IT giant Tata Consultancy Services (TCS) is slated to release its July-September quarter (Q2FY23) results on Monday, October 10, 2022.
Analysts expect the company to post a sequential revenue growth of 3-4.6 per cent in constant currency terms, while its net profit may rise in the range of 6-10.7 per cent from the last quarter.
As per an average of five estimates compiled by Business Standard, the IT giant is expected to post a net profit of Rs 10,149 crore on a topline of Rs 53,552 crore in the September quarter.
On a yearly basis, the revenue could rise by 17-18 per cent and net profit by 4.4-9 per cent.
The company’s EBIT margins, on the other hand, are likely to improve by 40-118 basis points on a quarterly basis due to improved pricing, operating leverage and absorption of earlier wage hikes. (see table below for estimates)
Key monitorables: Investors will closely track management commentary on potential spending caution and pullback by clients, demand outlook, deal win momentum, segments or verticals exhibiting weak spending pattern, attrition trends and supply side pressures.
Here’a compilation of top brokerage expectations:
IDBI Capital: The brokerage expects CC revenue growth of 4 per cent partially offset by 140 bps cross currency impact.

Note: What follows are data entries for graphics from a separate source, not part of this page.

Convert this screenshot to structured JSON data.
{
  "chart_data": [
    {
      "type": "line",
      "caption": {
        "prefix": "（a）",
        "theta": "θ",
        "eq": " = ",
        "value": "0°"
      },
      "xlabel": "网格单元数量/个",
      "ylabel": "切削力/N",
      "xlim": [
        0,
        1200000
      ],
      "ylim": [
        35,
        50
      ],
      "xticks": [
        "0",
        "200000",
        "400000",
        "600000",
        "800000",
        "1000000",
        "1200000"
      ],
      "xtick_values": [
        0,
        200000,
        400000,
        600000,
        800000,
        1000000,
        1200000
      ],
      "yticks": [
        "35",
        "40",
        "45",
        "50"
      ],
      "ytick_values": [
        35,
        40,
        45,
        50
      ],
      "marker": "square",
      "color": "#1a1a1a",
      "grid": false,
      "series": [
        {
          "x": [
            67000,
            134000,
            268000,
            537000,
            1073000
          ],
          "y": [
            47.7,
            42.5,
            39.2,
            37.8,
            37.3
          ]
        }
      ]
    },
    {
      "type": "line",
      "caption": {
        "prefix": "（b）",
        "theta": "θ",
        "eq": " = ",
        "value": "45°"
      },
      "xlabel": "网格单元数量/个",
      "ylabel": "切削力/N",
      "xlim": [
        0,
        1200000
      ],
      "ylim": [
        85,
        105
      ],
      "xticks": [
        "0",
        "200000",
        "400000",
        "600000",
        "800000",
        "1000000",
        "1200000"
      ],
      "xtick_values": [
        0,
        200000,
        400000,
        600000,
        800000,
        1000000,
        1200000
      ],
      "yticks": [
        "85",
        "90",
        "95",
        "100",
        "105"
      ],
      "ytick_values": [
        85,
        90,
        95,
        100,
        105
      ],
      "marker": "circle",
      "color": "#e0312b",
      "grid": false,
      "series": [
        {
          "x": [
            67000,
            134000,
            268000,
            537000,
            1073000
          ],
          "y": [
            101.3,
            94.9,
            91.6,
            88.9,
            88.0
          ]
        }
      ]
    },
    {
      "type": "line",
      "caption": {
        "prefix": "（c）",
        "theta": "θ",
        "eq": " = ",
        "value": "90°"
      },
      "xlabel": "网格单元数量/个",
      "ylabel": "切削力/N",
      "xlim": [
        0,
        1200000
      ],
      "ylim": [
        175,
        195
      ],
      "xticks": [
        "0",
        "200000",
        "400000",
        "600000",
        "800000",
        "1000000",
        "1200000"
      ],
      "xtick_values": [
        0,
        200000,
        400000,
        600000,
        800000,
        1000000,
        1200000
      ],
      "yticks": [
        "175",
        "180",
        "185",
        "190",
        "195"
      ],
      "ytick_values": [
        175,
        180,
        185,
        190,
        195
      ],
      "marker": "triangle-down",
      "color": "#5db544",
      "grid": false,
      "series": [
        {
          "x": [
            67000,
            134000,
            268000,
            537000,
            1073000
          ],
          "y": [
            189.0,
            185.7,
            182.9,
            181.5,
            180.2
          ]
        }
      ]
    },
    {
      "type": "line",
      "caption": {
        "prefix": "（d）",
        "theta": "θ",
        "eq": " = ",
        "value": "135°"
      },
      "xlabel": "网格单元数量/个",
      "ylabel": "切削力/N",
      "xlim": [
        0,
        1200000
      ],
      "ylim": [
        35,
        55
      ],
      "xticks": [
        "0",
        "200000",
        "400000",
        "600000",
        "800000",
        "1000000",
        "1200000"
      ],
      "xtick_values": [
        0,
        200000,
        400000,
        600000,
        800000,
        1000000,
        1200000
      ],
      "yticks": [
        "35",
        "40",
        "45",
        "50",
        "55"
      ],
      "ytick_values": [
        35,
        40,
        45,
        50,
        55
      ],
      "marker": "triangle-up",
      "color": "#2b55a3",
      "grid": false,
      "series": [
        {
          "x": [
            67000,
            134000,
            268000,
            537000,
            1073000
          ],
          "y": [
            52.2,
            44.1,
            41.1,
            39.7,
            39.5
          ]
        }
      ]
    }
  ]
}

Improved utilization and absence of wage hike will aid margin expansion. It has estimated a 117.8 bps margin improvement to 24.28 per cent.
Jefferies: The global brokerage expects largest margin improvement of up to 50 bps for TCS to be driven by pyramiding, operating leverage and pricing benefit, amid continued pickup in travel/discretionary expenses and supply side pressures. It estimates robust quarterly revenue growth of 3.5 per cent (CC) driven by deal ramp ups and a seasonally strong quarter.

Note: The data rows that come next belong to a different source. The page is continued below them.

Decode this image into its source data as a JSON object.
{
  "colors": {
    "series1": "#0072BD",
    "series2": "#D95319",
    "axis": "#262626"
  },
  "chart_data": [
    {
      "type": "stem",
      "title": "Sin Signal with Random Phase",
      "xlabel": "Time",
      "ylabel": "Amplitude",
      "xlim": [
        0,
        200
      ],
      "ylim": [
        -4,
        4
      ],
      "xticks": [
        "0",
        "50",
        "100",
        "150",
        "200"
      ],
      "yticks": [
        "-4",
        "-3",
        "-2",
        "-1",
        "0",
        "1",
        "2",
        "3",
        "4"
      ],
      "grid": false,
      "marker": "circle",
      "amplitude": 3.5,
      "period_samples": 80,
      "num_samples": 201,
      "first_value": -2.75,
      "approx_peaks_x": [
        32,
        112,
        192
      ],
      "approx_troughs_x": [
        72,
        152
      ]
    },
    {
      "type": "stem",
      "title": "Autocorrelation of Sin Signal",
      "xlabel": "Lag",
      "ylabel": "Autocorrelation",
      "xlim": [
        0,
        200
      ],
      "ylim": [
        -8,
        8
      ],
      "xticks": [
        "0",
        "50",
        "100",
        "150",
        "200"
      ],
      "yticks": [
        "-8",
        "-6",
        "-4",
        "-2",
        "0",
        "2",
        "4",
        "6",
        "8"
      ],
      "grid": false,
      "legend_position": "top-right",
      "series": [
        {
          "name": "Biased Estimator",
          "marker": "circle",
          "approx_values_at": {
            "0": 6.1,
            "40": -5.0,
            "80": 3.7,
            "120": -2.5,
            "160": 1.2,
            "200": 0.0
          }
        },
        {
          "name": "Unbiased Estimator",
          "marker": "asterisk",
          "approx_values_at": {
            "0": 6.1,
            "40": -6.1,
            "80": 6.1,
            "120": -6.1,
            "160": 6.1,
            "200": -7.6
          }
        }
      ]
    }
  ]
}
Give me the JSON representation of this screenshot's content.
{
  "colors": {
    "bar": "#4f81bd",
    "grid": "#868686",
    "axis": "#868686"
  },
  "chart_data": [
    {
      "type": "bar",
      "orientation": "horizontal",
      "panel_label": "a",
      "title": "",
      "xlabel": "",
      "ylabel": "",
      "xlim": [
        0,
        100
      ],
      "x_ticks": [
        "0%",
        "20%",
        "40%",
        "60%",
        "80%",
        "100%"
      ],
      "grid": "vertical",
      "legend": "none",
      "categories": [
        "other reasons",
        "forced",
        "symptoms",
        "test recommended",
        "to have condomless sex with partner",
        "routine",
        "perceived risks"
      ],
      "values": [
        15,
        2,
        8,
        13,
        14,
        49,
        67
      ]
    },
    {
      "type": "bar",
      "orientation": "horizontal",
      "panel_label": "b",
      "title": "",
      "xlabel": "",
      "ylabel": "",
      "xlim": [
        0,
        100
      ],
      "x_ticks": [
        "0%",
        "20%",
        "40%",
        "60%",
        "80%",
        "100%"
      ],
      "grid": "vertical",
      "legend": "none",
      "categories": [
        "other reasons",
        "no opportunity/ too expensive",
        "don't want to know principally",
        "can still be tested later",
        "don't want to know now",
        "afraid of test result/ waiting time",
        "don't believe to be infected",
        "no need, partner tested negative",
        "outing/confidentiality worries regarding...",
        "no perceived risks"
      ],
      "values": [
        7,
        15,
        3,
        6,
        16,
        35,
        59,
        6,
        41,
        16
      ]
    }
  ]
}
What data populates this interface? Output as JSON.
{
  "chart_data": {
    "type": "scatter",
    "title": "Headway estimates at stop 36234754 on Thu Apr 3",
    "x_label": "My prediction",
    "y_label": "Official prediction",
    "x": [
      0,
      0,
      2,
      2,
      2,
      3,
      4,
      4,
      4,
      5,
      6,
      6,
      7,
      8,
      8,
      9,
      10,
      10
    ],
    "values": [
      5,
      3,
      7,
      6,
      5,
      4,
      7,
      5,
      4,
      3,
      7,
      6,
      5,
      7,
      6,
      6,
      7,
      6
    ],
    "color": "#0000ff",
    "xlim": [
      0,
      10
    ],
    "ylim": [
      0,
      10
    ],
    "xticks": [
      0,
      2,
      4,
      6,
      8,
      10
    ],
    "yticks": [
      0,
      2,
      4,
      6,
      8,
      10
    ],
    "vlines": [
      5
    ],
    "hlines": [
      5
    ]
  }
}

Kotak Institutional Equities: It forecasts a sequential CC revenue growth of 3.1 per cent to be led by seasonal strength and growth in digital services, especially cloud servives. It sees extremely high cross-currency headwinds of 220 bps QoQ and 540 bps YoY.

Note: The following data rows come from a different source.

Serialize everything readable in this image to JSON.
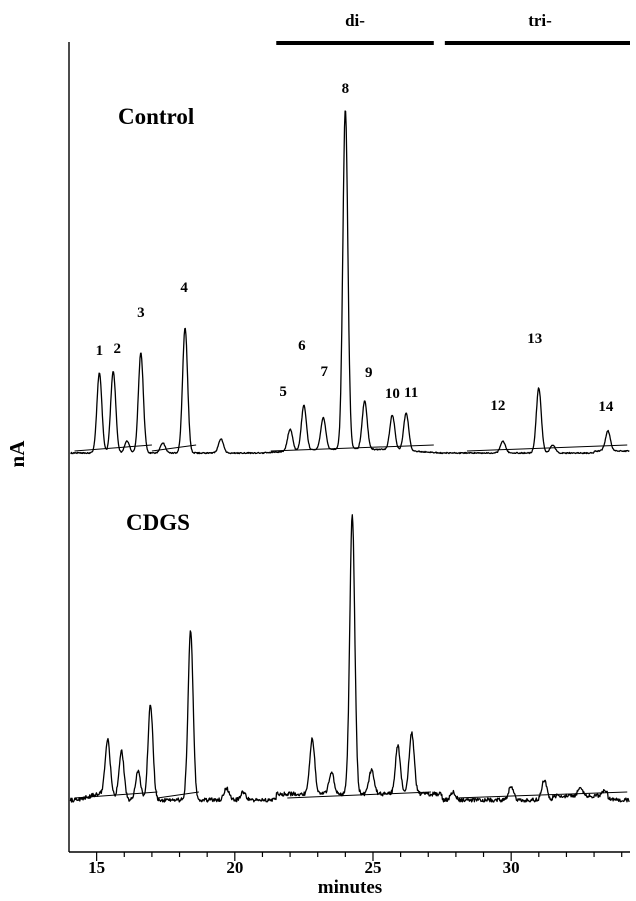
{
  "chart_data": {
    "type": "line",
    "title": "",
    "xlabel": "minutes",
    "ylabel": "nA",
    "xlim": [
      14,
      34.3
    ],
    "x_ticks": [
      15,
      20,
      25,
      30
    ],
    "grid": false,
    "legend": "none",
    "bracket_labels": [
      {
        "text": "di-",
        "x_range": [
          21.5,
          27.2
        ]
      },
      {
        "text": "tri-",
        "x_range": [
          27.6,
          34.3
        ]
      }
    ],
    "series": [
      {
        "name": "Control",
        "peaks": [
          {
            "label": "1",
            "rt": 15.1,
            "height": 80
          },
          {
            "label": "2",
            "rt": 15.6,
            "height": 82
          },
          {
            "label": "",
            "rt": 16.1,
            "height": 12
          },
          {
            "label": "3",
            "rt": 16.6,
            "height": 100
          },
          {
            "label": "",
            "rt": 17.4,
            "height": 10
          },
          {
            "label": "4",
            "rt": 18.2,
            "height": 125
          },
          {
            "label": "",
            "rt": 19.5,
            "height": 14
          },
          {
            "label": "5",
            "rt": 22.0,
            "height": 22
          },
          {
            "label": "6",
            "rt": 22.5,
            "height": 45
          },
          {
            "label": "7",
            "rt": 23.2,
            "height": 32
          },
          {
            "label": "8",
            "rt": 24.0,
            "height": 340
          },
          {
            "label": "9",
            "rt": 24.7,
            "height": 48
          },
          {
            "label": "10",
            "rt": 25.7,
            "height": 35
          },
          {
            "label": "11",
            "rt": 26.2,
            "height": 38
          },
          {
            "label": "12",
            "rt": 29.7,
            "height": 12
          },
          {
            "label": "13",
            "rt": 31.0,
            "height": 65
          },
          {
            "label": "",
            "rt": 31.5,
            "height": 8
          },
          {
            "label": "14",
            "rt": 33.5,
            "height": 20
          }
        ]
      },
      {
        "name": "CDGS",
        "peaks": [
          {
            "label": "",
            "rt": 15.4,
            "height": 55
          },
          {
            "label": "",
            "rt": 15.9,
            "height": 48
          },
          {
            "label": "",
            "rt": 16.5,
            "height": 28
          },
          {
            "label": "",
            "rt": 16.95,
            "height": 95
          },
          {
            "label": "",
            "rt": 18.4,
            "height": 170
          },
          {
            "label": "",
            "rt": 19.7,
            "height": 12
          },
          {
            "label": "",
            "rt": 20.3,
            "height": 8
          },
          {
            "label": "",
            "rt": 22.8,
            "height": 55
          },
          {
            "label": "",
            "rt": 23.5,
            "height": 22
          },
          {
            "label": "",
            "rt": 24.25,
            "height": 280
          },
          {
            "label": "",
            "rt": 24.95,
            "height": 25
          },
          {
            "label": "",
            "rt": 25.9,
            "height": 48
          },
          {
            "label": "",
            "rt": 26.4,
            "height": 62
          },
          {
            "label": "",
            "rt": 27.9,
            "height": 8
          },
          {
            "label": "",
            "rt": 30.0,
            "height": 14
          },
          {
            "label": "",
            "rt": 31.2,
            "height": 20
          },
          {
            "label": "",
            "rt": 32.5,
            "height": 8
          },
          {
            "label": "",
            "rt": 33.4,
            "height": 6
          }
        ]
      }
    ]
  }
}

EBIT margin will increase from lows of June 2022 quarter, led by the absorption of wage revision rolled out in the earlier quarter. However, multiple margin headwinds do exist with high attrition and an increase in travel and discretionary expenses. The brokerage expects moderate growth in total contract value (TCV) on a YoY basis in the range of $8-8.5 billion.
Philip Capital: It expects CC revenue growth of 4.6 per cent qoq on the back of a strong momentum in digital transformation programmes. It estimated growth to be broad based across all verticals. The brokerage has estimated margins to expand by 70bps QoQ on absorption of wage hikes, and rupee depreciation.